Un’altra serata interessante ha avuto luogo lo scorso sabato 5 dicembre all’Exenzia di Prato, un locale che – bisogna ammetterlo – si sta dimostrando sempre più una risorsa importante per quanto riguarda le proposte musicali di un certo tipo in Toscana: il programma prevedeva infatti il rientro in pista di una band abbastanza storica per il genere gothic in Italia, i Burning Gates, e, contestualmente, la presentazione di Through The Oceans Of Time, il nuovissimo disco di From the Fire. Come già illustrato su queste pagine, si tratta del recente progetto acustico fondato da Michele Piccolo, il cui debut album è una significativa rivisitazione in chiave, appunto, acustica di alcuni classici gothic del passato di Burning Gates e Ordeal By Fire, suoi gruppi precedenti. Tralascio i soliti commenti sulla presenza tutto sommato esigua di pubblico, ritenendo che, di questi tempi, essere fuori moda forse sia da considerarsi encomiabile: l’impegno degli artisti non è per questo venuto meno e tutti hanno dato il massimo per la buona riuscita dell’evento, nonostante una serie di problematiche di natura tecnica – quanto un minuscolo rumore prodotto da una spina possa risultare molesto… – abbia visibilmente innervosito il frontman soprattutto all’inizio, allorché si esibiva con From the Fire nella parte acustica del concerto. In ogni caso, gli sforzi profusi per la risoluzione del guasto hanno fatto sì che il programma venisse globalmente rispettato e qualche sorso di vino opportunamente consumato nel marasma generale ha contribuito ad ‘ammorbidire’ l’irritazione di Michele Piccolo, che è apparso in buona forma in tutti i suoi ‘ruoli’.
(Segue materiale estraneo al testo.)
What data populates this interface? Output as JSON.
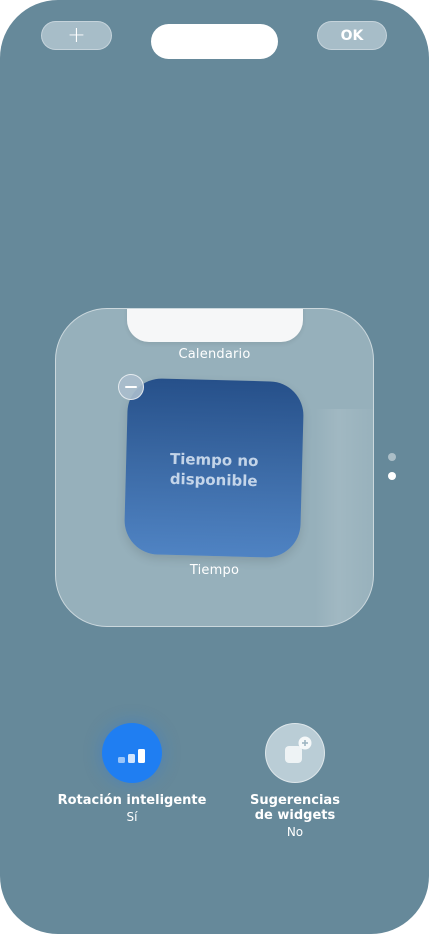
{
  "top_bar": {
    "add_label": "+",
    "ok_label": "OK"
  },
  "stack": {
    "calendar_label": "Calendario",
    "weather_text_line1": "Tiempo no",
    "weather_text_line2": "disponible",
    "weather_label": "Tiempo"
  },
  "options": {
    "smart_rotation": {
      "label": "Rotación inteligente",
      "value": "Sí",
      "icon": "signal-bars-icon"
    },
    "widget_suggestions": {
      "label_line1": "Sugerencias",
      "label_line2": "de widgets",
      "value": "No",
      "icon": "widget-plus-icon"
    }
  },
  "page_dots": {
    "count": 2,
    "active_index": 1
  },
  "colors": {
    "background": "#66899a",
    "accent": "#1f7ef2",
    "weather_top": "#26508a",
    "weather_bottom": "#4f83c3"
  }
}
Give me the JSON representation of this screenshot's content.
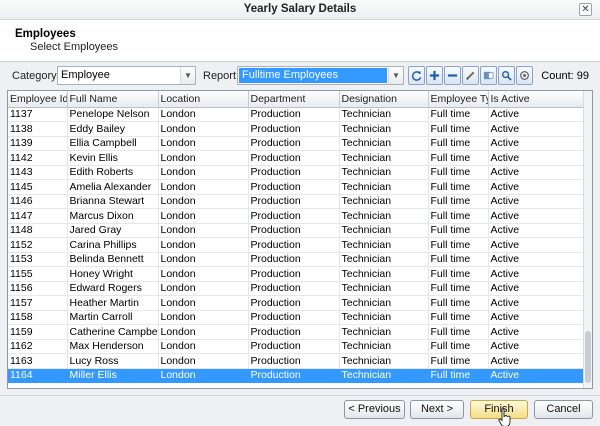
{
  "window": {
    "title": "Yearly Salary Details",
    "close_glyph": "✕"
  },
  "header": {
    "title": "Employees",
    "subtitle": "Select Employees"
  },
  "toolbar": {
    "category_label": "Category",
    "category_value": "Employee",
    "report_label": "Report",
    "report_value": "Fulltime Employees",
    "count_text": "Count: 99",
    "icons": [
      "refresh-icon",
      "add-icon",
      "remove-icon",
      "edit-icon",
      "export-icon",
      "search-icon",
      "print-icon"
    ]
  },
  "table": {
    "columns": [
      "Employee Id",
      "Full Name",
      "Location",
      "Department",
      "Designation",
      "Employee Type",
      "Is Active"
    ],
    "rows": [
      [
        "1137",
        "Penelope Nelson",
        "London",
        "Production",
        "Technician",
        "Full time",
        "Active"
      ],
      [
        "1138",
        "Eddy Bailey",
        "London",
        "Production",
        "Technician",
        "Full time",
        "Active"
      ],
      [
        "1139",
        "Ellia Campbell",
        "London",
        "Production",
        "Technician",
        "Full time",
        "Active"
      ],
      [
        "1142",
        "Kevin Ellis",
        "London",
        "Production",
        "Technician",
        "Full time",
        "Active"
      ],
      [
        "1143",
        "Edith Roberts",
        "London",
        "Production",
        "Technician",
        "Full time",
        "Active"
      ],
      [
        "1145",
        "Amelia Alexander",
        "London",
        "Production",
        "Technician",
        "Full time",
        "Active"
      ],
      [
        "1146",
        "Brianna Stewart",
        "London",
        "Production",
        "Technician",
        "Full time",
        "Active"
      ],
      [
        "1147",
        "Marcus Dixon",
        "London",
        "Production",
        "Technician",
        "Full time",
        "Active"
      ],
      [
        "1148",
        "Jared Gray",
        "London",
        "Production",
        "Technician",
        "Full time",
        "Active"
      ],
      [
        "1152",
        "Carina Phillips",
        "London",
        "Production",
        "Technician",
        "Full time",
        "Active"
      ],
      [
        "1153",
        "Belinda Bennett",
        "London",
        "Production",
        "Technician",
        "Full time",
        "Active"
      ],
      [
        "1155",
        "Honey Wright",
        "London",
        "Production",
        "Technician",
        "Full time",
        "Active"
      ],
      [
        "1156",
        "Edward Rogers",
        "London",
        "Production",
        "Technician",
        "Full time",
        "Active"
      ],
      [
        "1157",
        "Heather Martin",
        "London",
        "Production",
        "Technician",
        "Full time",
        "Active"
      ],
      [
        "1158",
        "Martin Carroll",
        "London",
        "Production",
        "Technician",
        "Full time",
        "Active"
      ],
      [
        "1159",
        "Catherine Campbell",
        "London",
        "Production",
        "Technician",
        "Full time",
        "Active"
      ],
      [
        "1162",
        "Max Henderson",
        "London",
        "Production",
        "Technician",
        "Full time",
        "Active"
      ],
      [
        "1163",
        "Lucy Ross",
        "London",
        "Production",
        "Technician",
        "Full time",
        "Active"
      ],
      [
        "1164",
        "Miller Ellis",
        "London",
        "Production",
        "Technician",
        "Full time",
        "Active"
      ]
    ],
    "selected_row_index": 18
  },
  "buttons": {
    "previous": "< Previous",
    "next": "Next >",
    "finish": "Finish",
    "cancel": "Cancel"
  },
  "colors": {
    "selection": "#3399ff",
    "header_bg": "#ffffff",
    "panel_bg": "#eef0f3"
  }
}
Nella prima ‘fase’ dello show, dunque, egli si è esibito in compagnia del solo Fabrizio Busso: uno scenario intimista, due chitarre e musica grondante malinconia ci hanno così intrattenuto per circa mezz’ora. Sugli arrangiamenti dei brani di Through The Oceans Of Time ci siamo dilungati in sede di recensione: la dimensione live, in teoria, avrebbe potuto essere meno consona all’atmosfera discreta che li caratterizza ma, paradossalmente, proprio l’assenza di un pubblico numeroso ha reso più godibili i pezzi acustici. C’è da precisare, comunque, che, rispetto al disco, l’esecuzione dal vivo è apparsa ovviamente più ‘tirata’ e meno pacata, e la chitarra elettrica di Michele – ma quella di Busso non è stata da meno! – ha avuto i suoi momenti di gloria. Abbiamo così potuto ascoltare circa la metà delle tracce dell’album fra le quali, bellissime, “Oceans of Time” – purtroppo ‘tormentata’ dal problema tecnico di cui si diceva! – e “Life’s Uncertainty” ma anche “Re-creation” e “Killing Hate” sono risultate davvero emozionanti. Alcune altre, poi, abbiamo potuto gustarcele nella seconda parte del concerto eseguite dai Burning Gates nella loro versione originale.
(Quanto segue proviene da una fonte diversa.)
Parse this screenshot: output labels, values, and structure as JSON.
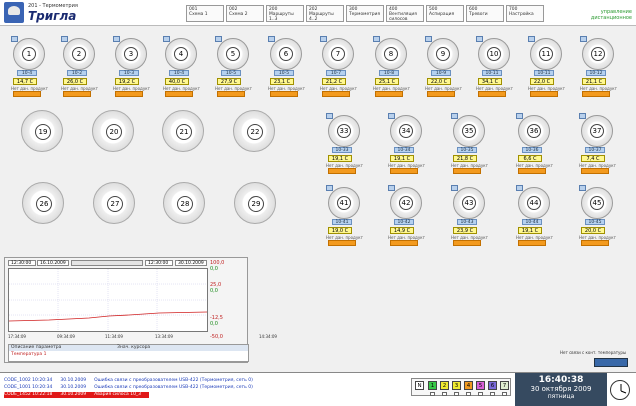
{
  "header": {
    "subtitle": "201 - Термометрия",
    "title": "Тригла",
    "tabs": [
      {
        "num": "001",
        "label": "Схема 1"
      },
      {
        "num": "002",
        "label": "Схема 2"
      },
      {
        "num": "200",
        "label": "Маршруты 1..3"
      },
      {
        "num": "202",
        "label": "Маршруты 4..2"
      },
      {
        "num": "300",
        "label": "Термометрия"
      },
      {
        "num": "400",
        "label": "Вентиляция силосов"
      },
      {
        "num": "500",
        "label": "Аспирация"
      },
      {
        "num": "600",
        "label": "Тревоги"
      },
      {
        "num": "700",
        "label": "Настройка"
      }
    ],
    "mode": "управление дистанционное"
  },
  "silos_small": [
    {
      "num": "1",
      "temp": "14,7 С",
      "code": "10-4"
    },
    {
      "num": "2",
      "temp": "26,0 С",
      "code": "10-2"
    },
    {
      "num": "3",
      "temp": "19,2 С",
      "code": "10-3"
    },
    {
      "num": "4",
      "temp": "40,0 С",
      "code": "10-4"
    },
    {
      "num": "5",
      "temp": "27,9 С",
      "code": "10-5"
    },
    {
      "num": "6",
      "temp": "23,1 С",
      "code": "10-5"
    },
    {
      "num": "7",
      "temp": "21,2 С",
      "code": "10-7"
    },
    {
      "num": "8",
      "temp": "25,1 С",
      "code": "10-8"
    },
    {
      "num": "9",
      "temp": "22,0 С",
      "code": "10-9"
    },
    {
      "num": "10",
      "temp": "34,1 С",
      "code": "10-11"
    },
    {
      "num": "11",
      "temp": "22,0 С",
      "code": "10-11"
    },
    {
      "num": "12",
      "temp": "21,1 С",
      "code": "10-12"
    },
    {
      "num": "33",
      "temp": "19,1 С",
      "code": "10-33"
    },
    {
      "num": "34",
      "temp": "19,1 С",
      "code": "10-34"
    },
    {
      "num": "35",
      "temp": "21,8 С",
      "code": "10-35"
    },
    {
      "num": "36",
      "temp": "6,6 С",
      "code": "10-36"
    },
    {
      "num": "37",
      "temp": "7,4 С",
      "code": "10-37"
    },
    {
      "num": "41",
      "temp": "19,0 С",
      "code": "10-41"
    },
    {
      "num": "42",
      "temp": "14,9 С",
      "code": "10-42"
    },
    {
      "num": "43",
      "temp": "23,9 С",
      "code": "10-43"
    },
    {
      "num": "44",
      "temp": "19,1 С",
      "code": "10-44"
    },
    {
      "num": "45",
      "temp": "20,0 С",
      "code": "10-45"
    }
  ],
  "silo_status": "Нет дан. продукт",
  "silos_big": [
    "19",
    "20",
    "21",
    "22",
    "26",
    "27",
    "28",
    "29"
  ],
  "trend": {
    "start_time": "12:30:00",
    "start_date": "16.10.2009",
    "end_time": "12:30:00",
    "end_date": "30.10.2009",
    "y_labels": [
      "100,0",
      "0,0",
      "25,0",
      "0,0",
      "-12,5",
      "0,0",
      "-50,0"
    ],
    "x_labels": [
      "17:34:09",
      "09:34:09",
      "11:34:09",
      "13:34:09",
      "14:34:09"
    ],
    "col_param": "Описание параметра",
    "col_cursor": "Знач. курсора",
    "row_param": "Температура 1"
  },
  "bottom_note": "Нет связи с конт. температуры",
  "log": [
    {
      "id": "CODE_1002 10:20:34",
      "date": "30.10.2009",
      "msg": "Ошибка связи с преобразователем USB-422 (Термометрия, сеть 0)",
      "alarm": false
    },
    {
      "id": "CODE_1001 10:20:34",
      "date": "30.10.2009",
      "msg": "Ошибка связи с преобразователем USB-422 (Термометрия, сеть 0)",
      "alarm": false
    },
    {
      "id": "CODE_1452 10:22:18",
      "date": "30.10.2009",
      "msg": "Авария силоса 10_3",
      "alarm": true
    }
  ],
  "networks": {
    "label": "N",
    "items": [
      {
        "n": "1",
        "color": "#38c848"
      },
      {
        "n": "2",
        "color": "#f0ea30"
      },
      {
        "n": "3",
        "color": "#f0ea30"
      },
      {
        "n": "4",
        "color": "#f09a20"
      },
      {
        "n": "5",
        "color": "#d860d8"
      },
      {
        "n": "6",
        "color": "#7a6ad8"
      },
      {
        "n": "7",
        "color": "#e0eed0"
      }
    ]
  },
  "clock": {
    "time": "16:40:38",
    "date": "30 октября 2009",
    "weekday": "пятница"
  }
}
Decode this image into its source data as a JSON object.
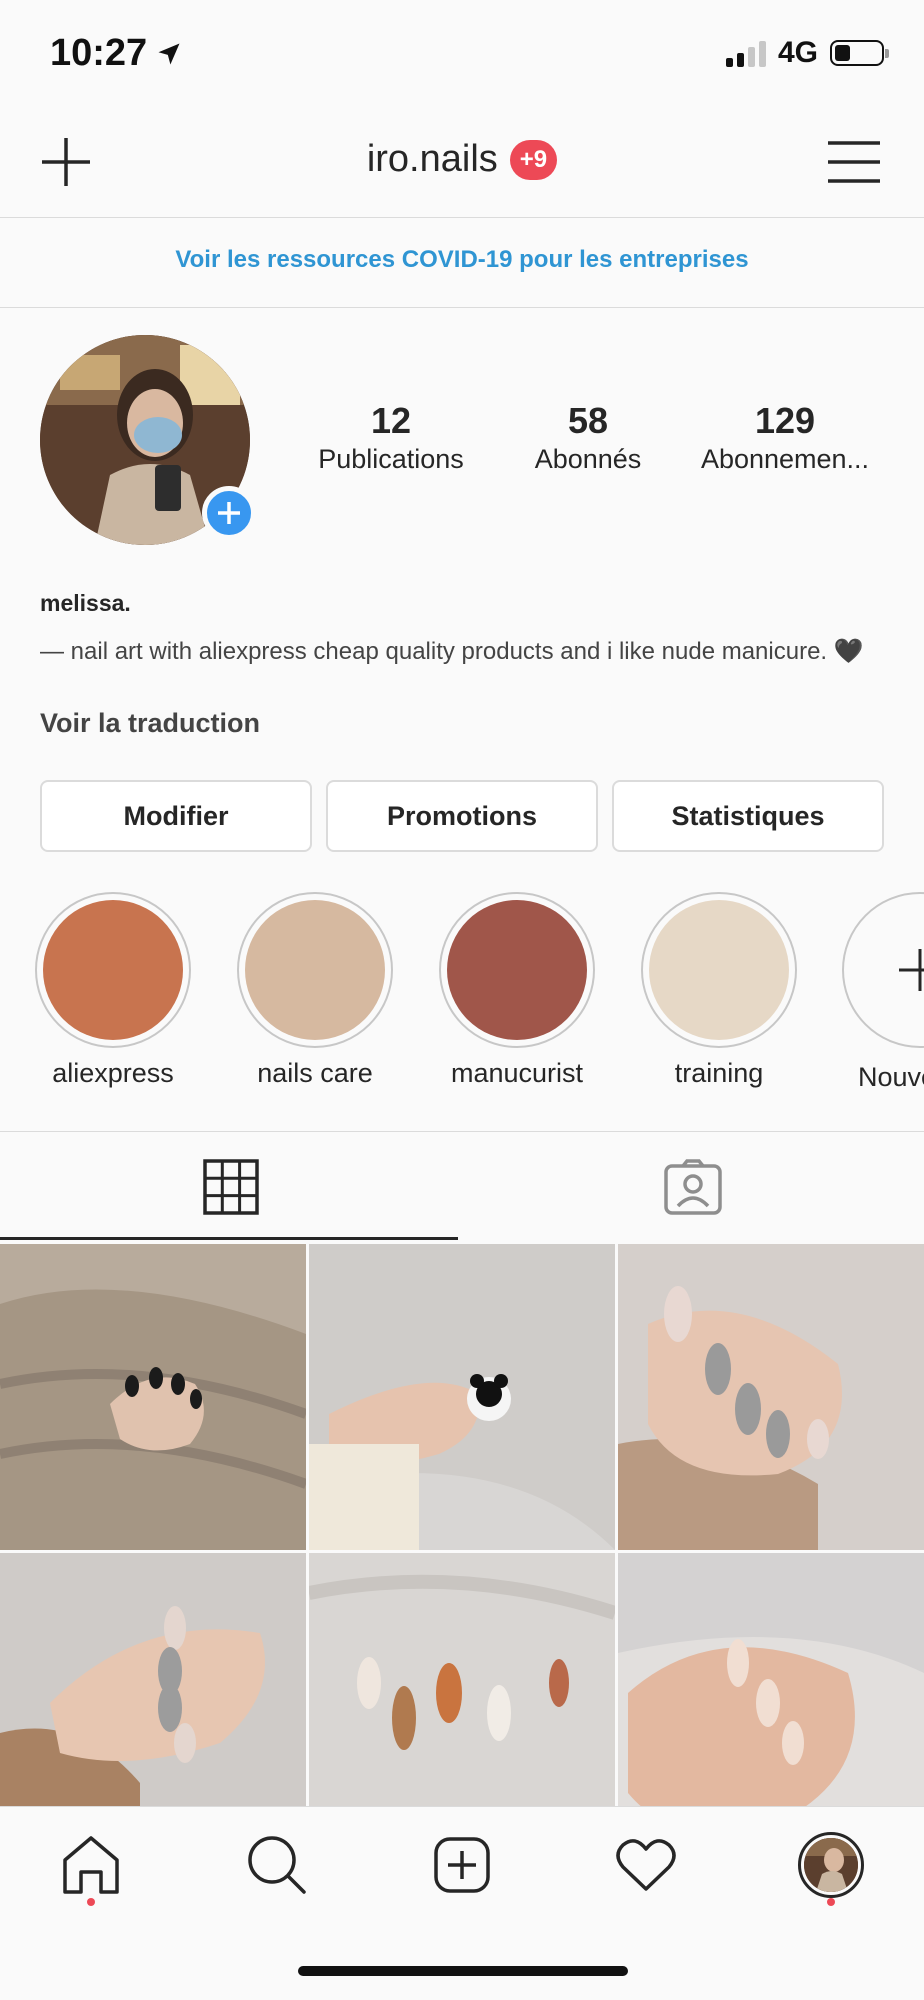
{
  "status_bar": {
    "time": "10:27",
    "network": "4G"
  },
  "header": {
    "username": "iro.nails",
    "notification_badge": "+9"
  },
  "banner": {
    "text": "Voir les ressources COVID-19 pour les entreprises",
    "color": "#2f95d3"
  },
  "profile": {
    "stats": [
      {
        "value": "12",
        "label": "Publications"
      },
      {
        "value": "58",
        "label": "Abonnés"
      },
      {
        "value": "129",
        "label": "Abonnemen..."
      }
    ],
    "name": "melissa.",
    "bio": "— nail art with aliexpress cheap quality products and i like nude manicure. 🖤",
    "translate_link": "Voir la traduction"
  },
  "buttons": {
    "edit": "Modifier",
    "promotions": "Promotions",
    "insights": "Statistiques"
  },
  "highlights": [
    {
      "label": "aliexpress",
      "color": "#c8744f"
    },
    {
      "label": "nails care",
      "color": "#d6b9a0"
    },
    {
      "label": "manucurist",
      "color": "#a0564a"
    },
    {
      "label": "training",
      "color": "#e6d8c6"
    }
  ],
  "new_highlight": {
    "label": "Nouveau"
  },
  "tabs": {
    "active": "grid",
    "items": [
      "grid-icon",
      "tagged-icon"
    ]
  },
  "posts": [
    {
      "alt_colors": [
        "#b8ab9c",
        "#8f8173"
      ]
    },
    {
      "alt_colors": [
        "#d8d6d4",
        "#c6c3c0"
      ]
    },
    {
      "alt_colors": [
        "#d5cfcb",
        "#b99a82"
      ]
    },
    {
      "alt_colors": [
        "#cfcbc8",
        "#a98263"
      ]
    },
    {
      "alt_colors": [
        "#d9d6d3",
        "#c9c5c1"
      ]
    },
    {
      "alt_colors": [
        "#e2dfdd",
        "#d3b39f"
      ]
    }
  ],
  "nav": {
    "items": [
      "home-icon",
      "search-icon",
      "new-post-icon",
      "activity-icon",
      "profile-avatar"
    ]
  }
}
Il rientro di questi ultimi è stato in effetti l’evento più ‘eccitante’, dal momento che i componenti della band avevano preso altre strade da oltre dieci anni. Della reunion a scopo celebrativo con la line up più nota – Michele Piccolo, Andrea Cannella, Danny Tartaglia e Davide Bo – si sapeva già da un po’ e, presumibilmente, i vecchi ‘seguaci’ stavano all’erta: i nostri, per altro, a quel punto hanno potuto vedere una sala un po’ più piena e un pubblico più attento, anche perchè, si sa, le sonorità più ‘toste’ tendono ad attirare maggiore interesse. I quattro sono apparsi disinvolti e sicuri di sè e, palesemente, sembravano godere di una ritrovata, perfetta sintonia. Grandissima padronanza del basso – tenuto in effetti all’altezza delle ginocchia! – da parte di Daniele Tartaglia, potente la batteria di Davide Bo e le chitarre non avrebbero potuto essere più incisive: aggiungiamo il canto travolgente del frontman… e gothic rock fu! Il gruppo non si è risparmianto ed ha snocciolato, uno dopo l’altro, i brani più significativi della sua collezione, fra i quali, tanto per citarne qualcuno, le splendide “To the Moon”, “The Ritual will never Die”, “Burn”, e “Dancing in the Mirror”: un’esibizione forte e sentita, sia dal pubblico che dai musicisti che, alla fine, non hanno potuto esimersi dal ritornare sul palco per i richiami di fan e amici, ad eseguire la versione di “The Wait” dei Killing Joke: una cover che tradizionalmente fa parte del loro repertorio. Si è così conclusa una serata di musica e di festa che ha lasciato noi pienamente soddisfatti e, si spera, in fondo anche la band, alla quale non possiamo, sia pure con una punta di rimpianto, che augurare il meglio riguardo ai nuovi progetti in cantiere, in particolare i From the Fire, il cui album consigliamo ancora una volta caldamente.